Ma per lo spirito di Maddalena quella solitudine e quella libertà scoperta non sono abbastanza, la visione del prete sopra la collina la acceca, così comincia a farsi del male con uno dei sassi che ha in mano. Maddalena tenterà un ultimo e vano atto per arrivare al prete: lascerà morire il suo coniuge dopo un incidente (come l'incipit del film preannuncia), un uomo ricco ed egoista che la usava esclusivamente come un oggetto sessuale. Maddalena così si libera del suo status sociale per provare a ricominciare una nuova vita, ma la violenza di questa rivelazione sconvolgente il prete.
Nell'amaro finale Maddalena e il prete si getteranno nudi nel mare per una resa dei conti, lei cercherà delle risposte, ma il prete si allontanerà da lei e nuoterà incessantemente verso l'orizzonte dell'oceano senza mai fermarsi, Maddalena proverà a seguirlo ma la sua figura si perderà nell'immensità di quel mare come inghiottito. Un suicidio esistenziale o l'ascesa verso l'altro mondo? Maddalena ritornerà sulla spiaggia trasportata violentemente dalle onde del mare, il suo corpo femmineo e nudo si accascerà sul bagnasciuga. Cacciata dal paradiso? Le chiavi di lettura potrebbero essere molteplici, la certezza è il grande senso di inadeguatezza che domina.

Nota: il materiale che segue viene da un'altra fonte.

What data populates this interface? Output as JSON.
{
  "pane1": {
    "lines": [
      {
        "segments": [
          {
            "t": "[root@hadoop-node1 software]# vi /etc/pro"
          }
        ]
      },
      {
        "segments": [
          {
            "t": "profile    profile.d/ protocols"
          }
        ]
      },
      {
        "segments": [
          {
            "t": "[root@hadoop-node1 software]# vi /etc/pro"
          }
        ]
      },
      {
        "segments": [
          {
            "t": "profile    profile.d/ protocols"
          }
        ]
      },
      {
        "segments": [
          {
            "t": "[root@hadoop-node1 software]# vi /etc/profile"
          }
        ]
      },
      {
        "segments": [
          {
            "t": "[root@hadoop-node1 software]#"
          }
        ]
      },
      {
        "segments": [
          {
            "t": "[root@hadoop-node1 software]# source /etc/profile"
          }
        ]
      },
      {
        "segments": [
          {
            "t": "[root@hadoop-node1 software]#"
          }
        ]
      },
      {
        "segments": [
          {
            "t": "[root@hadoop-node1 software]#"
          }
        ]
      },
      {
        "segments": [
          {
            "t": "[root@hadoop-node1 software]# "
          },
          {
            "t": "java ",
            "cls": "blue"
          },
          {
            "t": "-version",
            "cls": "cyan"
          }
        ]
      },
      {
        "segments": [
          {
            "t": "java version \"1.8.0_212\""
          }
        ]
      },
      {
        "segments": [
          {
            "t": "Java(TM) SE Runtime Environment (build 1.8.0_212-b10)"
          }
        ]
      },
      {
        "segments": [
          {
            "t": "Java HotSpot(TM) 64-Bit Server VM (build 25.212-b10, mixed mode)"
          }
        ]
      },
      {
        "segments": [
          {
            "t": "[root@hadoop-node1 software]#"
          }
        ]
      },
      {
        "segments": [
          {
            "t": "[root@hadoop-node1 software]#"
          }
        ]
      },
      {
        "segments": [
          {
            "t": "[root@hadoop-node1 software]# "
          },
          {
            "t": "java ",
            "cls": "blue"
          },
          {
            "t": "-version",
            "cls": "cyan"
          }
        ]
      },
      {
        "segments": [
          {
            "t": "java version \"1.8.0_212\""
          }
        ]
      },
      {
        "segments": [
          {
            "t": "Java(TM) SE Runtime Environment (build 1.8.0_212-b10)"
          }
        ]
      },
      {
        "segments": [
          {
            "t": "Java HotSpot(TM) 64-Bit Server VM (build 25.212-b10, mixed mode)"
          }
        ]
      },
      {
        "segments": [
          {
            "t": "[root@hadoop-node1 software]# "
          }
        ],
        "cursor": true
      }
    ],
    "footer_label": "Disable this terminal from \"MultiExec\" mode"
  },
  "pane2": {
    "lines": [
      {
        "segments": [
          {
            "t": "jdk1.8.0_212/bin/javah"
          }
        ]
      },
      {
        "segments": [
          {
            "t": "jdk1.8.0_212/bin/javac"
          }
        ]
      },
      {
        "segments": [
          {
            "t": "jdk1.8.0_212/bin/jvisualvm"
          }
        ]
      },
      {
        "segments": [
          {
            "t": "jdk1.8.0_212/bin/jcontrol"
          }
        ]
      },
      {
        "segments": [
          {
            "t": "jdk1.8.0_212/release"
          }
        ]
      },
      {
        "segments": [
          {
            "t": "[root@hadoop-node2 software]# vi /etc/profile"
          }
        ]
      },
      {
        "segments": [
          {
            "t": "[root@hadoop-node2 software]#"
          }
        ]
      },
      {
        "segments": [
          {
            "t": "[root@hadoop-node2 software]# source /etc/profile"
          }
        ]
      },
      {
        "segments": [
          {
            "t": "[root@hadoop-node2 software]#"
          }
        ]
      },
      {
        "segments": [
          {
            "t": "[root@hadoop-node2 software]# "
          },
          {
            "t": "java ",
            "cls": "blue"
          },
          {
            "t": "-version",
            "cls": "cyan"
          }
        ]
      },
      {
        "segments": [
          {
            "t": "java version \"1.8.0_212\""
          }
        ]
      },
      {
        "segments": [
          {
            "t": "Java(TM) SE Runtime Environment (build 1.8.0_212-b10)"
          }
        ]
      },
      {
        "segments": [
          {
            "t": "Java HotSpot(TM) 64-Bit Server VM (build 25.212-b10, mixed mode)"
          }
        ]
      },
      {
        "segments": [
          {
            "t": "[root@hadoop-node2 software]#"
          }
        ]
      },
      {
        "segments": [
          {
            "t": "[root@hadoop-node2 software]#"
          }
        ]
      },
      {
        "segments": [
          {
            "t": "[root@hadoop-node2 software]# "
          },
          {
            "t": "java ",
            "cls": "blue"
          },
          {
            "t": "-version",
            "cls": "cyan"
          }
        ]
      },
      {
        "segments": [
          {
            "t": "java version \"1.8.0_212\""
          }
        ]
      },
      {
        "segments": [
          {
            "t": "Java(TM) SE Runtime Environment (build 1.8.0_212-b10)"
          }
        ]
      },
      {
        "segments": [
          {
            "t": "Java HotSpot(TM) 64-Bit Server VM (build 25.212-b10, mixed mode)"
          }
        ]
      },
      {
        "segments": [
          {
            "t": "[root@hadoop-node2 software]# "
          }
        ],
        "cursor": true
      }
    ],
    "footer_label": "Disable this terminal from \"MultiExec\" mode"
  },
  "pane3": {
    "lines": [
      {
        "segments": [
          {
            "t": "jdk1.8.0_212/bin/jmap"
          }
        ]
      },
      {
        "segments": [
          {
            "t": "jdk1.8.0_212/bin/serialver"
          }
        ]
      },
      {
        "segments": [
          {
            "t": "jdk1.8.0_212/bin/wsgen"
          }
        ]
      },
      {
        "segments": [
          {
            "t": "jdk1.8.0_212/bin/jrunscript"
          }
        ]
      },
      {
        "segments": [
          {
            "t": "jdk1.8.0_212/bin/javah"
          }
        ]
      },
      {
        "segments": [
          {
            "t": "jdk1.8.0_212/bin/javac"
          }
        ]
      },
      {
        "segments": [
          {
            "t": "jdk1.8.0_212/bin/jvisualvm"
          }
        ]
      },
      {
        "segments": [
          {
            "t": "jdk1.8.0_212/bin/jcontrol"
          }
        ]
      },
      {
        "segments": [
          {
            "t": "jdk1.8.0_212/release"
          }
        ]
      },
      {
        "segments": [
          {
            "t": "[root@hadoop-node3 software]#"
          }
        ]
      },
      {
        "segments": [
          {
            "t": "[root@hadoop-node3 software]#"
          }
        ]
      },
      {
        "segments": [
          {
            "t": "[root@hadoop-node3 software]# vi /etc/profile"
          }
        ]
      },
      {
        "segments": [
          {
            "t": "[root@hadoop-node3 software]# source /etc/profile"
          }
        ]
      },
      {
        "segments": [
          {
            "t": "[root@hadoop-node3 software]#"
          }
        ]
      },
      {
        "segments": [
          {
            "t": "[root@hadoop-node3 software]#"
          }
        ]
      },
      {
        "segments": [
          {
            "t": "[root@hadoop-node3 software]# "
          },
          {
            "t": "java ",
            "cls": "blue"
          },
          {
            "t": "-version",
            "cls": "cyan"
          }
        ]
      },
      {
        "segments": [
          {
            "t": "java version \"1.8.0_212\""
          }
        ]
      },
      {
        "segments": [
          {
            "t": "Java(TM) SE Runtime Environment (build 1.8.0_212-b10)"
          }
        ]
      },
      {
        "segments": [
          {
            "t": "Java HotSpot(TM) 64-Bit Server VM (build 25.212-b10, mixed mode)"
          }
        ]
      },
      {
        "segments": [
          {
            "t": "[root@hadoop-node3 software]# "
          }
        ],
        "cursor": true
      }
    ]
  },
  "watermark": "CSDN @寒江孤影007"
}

Il film di Kawalerowicz, malgrado la sua incompiutezza, la poca incisività di alcune scelte stilistiche e il suo essere ridondante, si insinua nella mente dello spettatore come una piccola lama. Parla continuamente di amore senza mostrarlo, rimane qualcosa di sotterraneo che i protagonisti non riescono a far risalire nelle loro vite, come un sogno utopico, un miraggio indecifrabile, ciò che invece tragicamente prevale è la disgregazione della loro personalità dovuta al peso dei ruoli che la società patriarcale li ha prefissato. A questo si aggiunge che il film conserva un fascino nostalgico e una libertà cinematografica che si respirava solo negli anni '70. Lisa Gastoni nel ruolo di Maddalena è perfetta, il suo corpo nudo, erotizzato con delicatezza e straziato dalla solitudine nella scena finale, è memorabile. 
La famosa colonna sonora di Ennio Morricone, probabilmente, è l'unica cosa che oggi gli spettatori potranno ricordare di questo film (è stata usata successivamente anche in altri film come "Le Professionnel" di Georges Lautner), perché ormai la reperibilità della pellicola è pressoché impossibile se non attraverso qualche registrazione televisiva rilasciata sul web (vedi qui).